The following year, Forbes was asking Council members to support Rev. Lorenzo Lawson's Youth Empowerment Program.  "Pam Forbes, 707 Donnelly, stated she met Mr. Lawson last summer and believed his program could and would bless this community if it was funded in a generous way."
 
"Think in pink" might describe how Forbes kicked off her First Ward Columbia City Council candidacy as a voice of the common man and woman.   A toolmaker and Grass Roots Organizing board member, she brought along a trademark pink stool she said represents her willingness to sit down and listen.
 
"I have a clear and detailed view of the Ward," Forbes told the Missourian

Perhaps moreso than the other candidates, Forbes has latched onto two issues -- sagging First Ward infrastructure and dilapidated housing -- that aren't glamorous, but may represent the biggest problems facing residents in neighborhoods that have never entirely recovered from official segregation. 
 
"Being on the Community Development Commission, we have been looking at housing in the First Ward and there’s a lot of dilapidation and vacant houses," Forbes told the MU Maneater.  "The city’s actually rehabbing some now, but we really have to take care of that.
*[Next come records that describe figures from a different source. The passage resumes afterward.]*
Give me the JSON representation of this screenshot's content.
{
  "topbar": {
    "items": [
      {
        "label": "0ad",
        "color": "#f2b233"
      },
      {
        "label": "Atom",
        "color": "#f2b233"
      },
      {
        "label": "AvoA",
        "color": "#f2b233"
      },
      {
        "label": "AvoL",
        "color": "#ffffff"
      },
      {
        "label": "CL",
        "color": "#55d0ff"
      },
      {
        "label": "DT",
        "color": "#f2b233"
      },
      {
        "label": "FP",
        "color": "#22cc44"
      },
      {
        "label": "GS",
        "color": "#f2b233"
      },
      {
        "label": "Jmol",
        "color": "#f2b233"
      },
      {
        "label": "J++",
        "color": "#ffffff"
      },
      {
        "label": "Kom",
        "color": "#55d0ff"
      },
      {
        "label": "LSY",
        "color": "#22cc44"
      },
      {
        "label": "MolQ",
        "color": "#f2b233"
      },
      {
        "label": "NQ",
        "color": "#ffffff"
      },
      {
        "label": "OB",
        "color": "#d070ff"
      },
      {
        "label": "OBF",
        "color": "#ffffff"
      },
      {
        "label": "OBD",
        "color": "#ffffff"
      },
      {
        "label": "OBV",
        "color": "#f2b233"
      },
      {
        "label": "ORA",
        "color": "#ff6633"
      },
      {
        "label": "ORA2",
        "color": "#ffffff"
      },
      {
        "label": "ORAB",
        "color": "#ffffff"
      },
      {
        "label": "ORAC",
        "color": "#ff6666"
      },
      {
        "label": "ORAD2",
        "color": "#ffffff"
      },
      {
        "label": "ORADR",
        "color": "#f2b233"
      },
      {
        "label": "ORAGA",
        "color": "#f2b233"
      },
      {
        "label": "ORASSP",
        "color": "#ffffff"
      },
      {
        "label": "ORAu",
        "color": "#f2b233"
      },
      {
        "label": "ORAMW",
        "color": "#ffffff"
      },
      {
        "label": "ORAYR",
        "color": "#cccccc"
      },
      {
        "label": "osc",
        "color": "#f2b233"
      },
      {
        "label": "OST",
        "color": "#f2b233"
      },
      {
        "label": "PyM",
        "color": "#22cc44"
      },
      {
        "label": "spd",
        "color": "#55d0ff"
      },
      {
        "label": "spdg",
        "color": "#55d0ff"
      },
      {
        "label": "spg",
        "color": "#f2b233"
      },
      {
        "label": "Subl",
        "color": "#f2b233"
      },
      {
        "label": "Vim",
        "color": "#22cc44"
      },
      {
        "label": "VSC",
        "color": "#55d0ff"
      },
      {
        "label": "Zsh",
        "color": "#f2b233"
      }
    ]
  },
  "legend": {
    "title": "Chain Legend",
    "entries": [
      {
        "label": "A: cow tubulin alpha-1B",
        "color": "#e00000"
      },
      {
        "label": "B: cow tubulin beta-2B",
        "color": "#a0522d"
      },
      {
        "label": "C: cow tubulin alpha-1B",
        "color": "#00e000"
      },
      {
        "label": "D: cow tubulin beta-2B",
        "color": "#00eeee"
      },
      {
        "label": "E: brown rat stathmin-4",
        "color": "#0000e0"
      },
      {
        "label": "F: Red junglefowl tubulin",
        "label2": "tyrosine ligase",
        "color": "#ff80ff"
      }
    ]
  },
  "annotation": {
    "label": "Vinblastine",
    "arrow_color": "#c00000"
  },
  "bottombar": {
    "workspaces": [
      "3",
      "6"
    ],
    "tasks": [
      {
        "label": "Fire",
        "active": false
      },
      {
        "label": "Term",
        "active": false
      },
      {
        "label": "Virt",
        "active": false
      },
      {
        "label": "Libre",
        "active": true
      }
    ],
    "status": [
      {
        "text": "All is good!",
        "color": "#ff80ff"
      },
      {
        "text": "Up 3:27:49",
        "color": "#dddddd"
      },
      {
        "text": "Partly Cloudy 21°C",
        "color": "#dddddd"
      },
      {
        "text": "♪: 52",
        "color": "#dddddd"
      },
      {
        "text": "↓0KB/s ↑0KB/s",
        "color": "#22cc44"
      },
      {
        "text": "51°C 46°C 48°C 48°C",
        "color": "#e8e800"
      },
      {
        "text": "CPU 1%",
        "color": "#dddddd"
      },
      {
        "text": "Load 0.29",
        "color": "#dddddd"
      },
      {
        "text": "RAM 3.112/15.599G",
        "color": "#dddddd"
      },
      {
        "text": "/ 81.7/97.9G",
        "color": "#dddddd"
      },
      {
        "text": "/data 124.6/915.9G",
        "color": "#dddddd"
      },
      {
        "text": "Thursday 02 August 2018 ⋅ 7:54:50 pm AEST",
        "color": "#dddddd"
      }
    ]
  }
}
We’ve neglected it for so long."

In most cities, dilapidated housing follows crumbling public infrastructure.  After all, bad streets, sidewalks, storm drainage and sewers can be insurmountable barriers to property value appreciation, bank lending, and good housekeeping. 
 
But infrastructure isn't just streets and sidewalks.  It's virtually any publicly-available service, from law enforcement and fire protection to public transportation. 
 
"I think we need more public transportation, and it needs to go to places where people work," Forbes told the Missourian WatchWord.  "We need to have buses that go to places where people work and give them access to getting jobs."

At candidate forums, Forbes has emphasized her everywoman perspective.  "Forbes said she would bring a practical approach to budgeting that she gained managing her family’s expenses," the
Columbia Business Times reported.   "I had to restrict things we did in order to meet grocery bills and utility bills," she said.

As a GRO member, Forbes also supports a Taser ban and police department reforms, particularly in the SWAT units.  "I support a police force that uses patience and doesn’t institute violence in situations where no violence exists,"
she told the Columbia Tribune
 
Still thinking in pink, Forbes wore a pink hat and scarf at this week's NAACP forum -- not enough room at the crowded candidate table for a pink stool.   In her characteristic soft-spoken tones, she addressed a standing-room-only crowd about investigating contaminated soil on a city street project, and the need for City Hall to enforce rules when and where they matter.

"We need to hold the city to its own rules," she said, in answer to a question about minority contracting.   "There are rules connected to minority contracts, and I’ve been told the city just lets them go."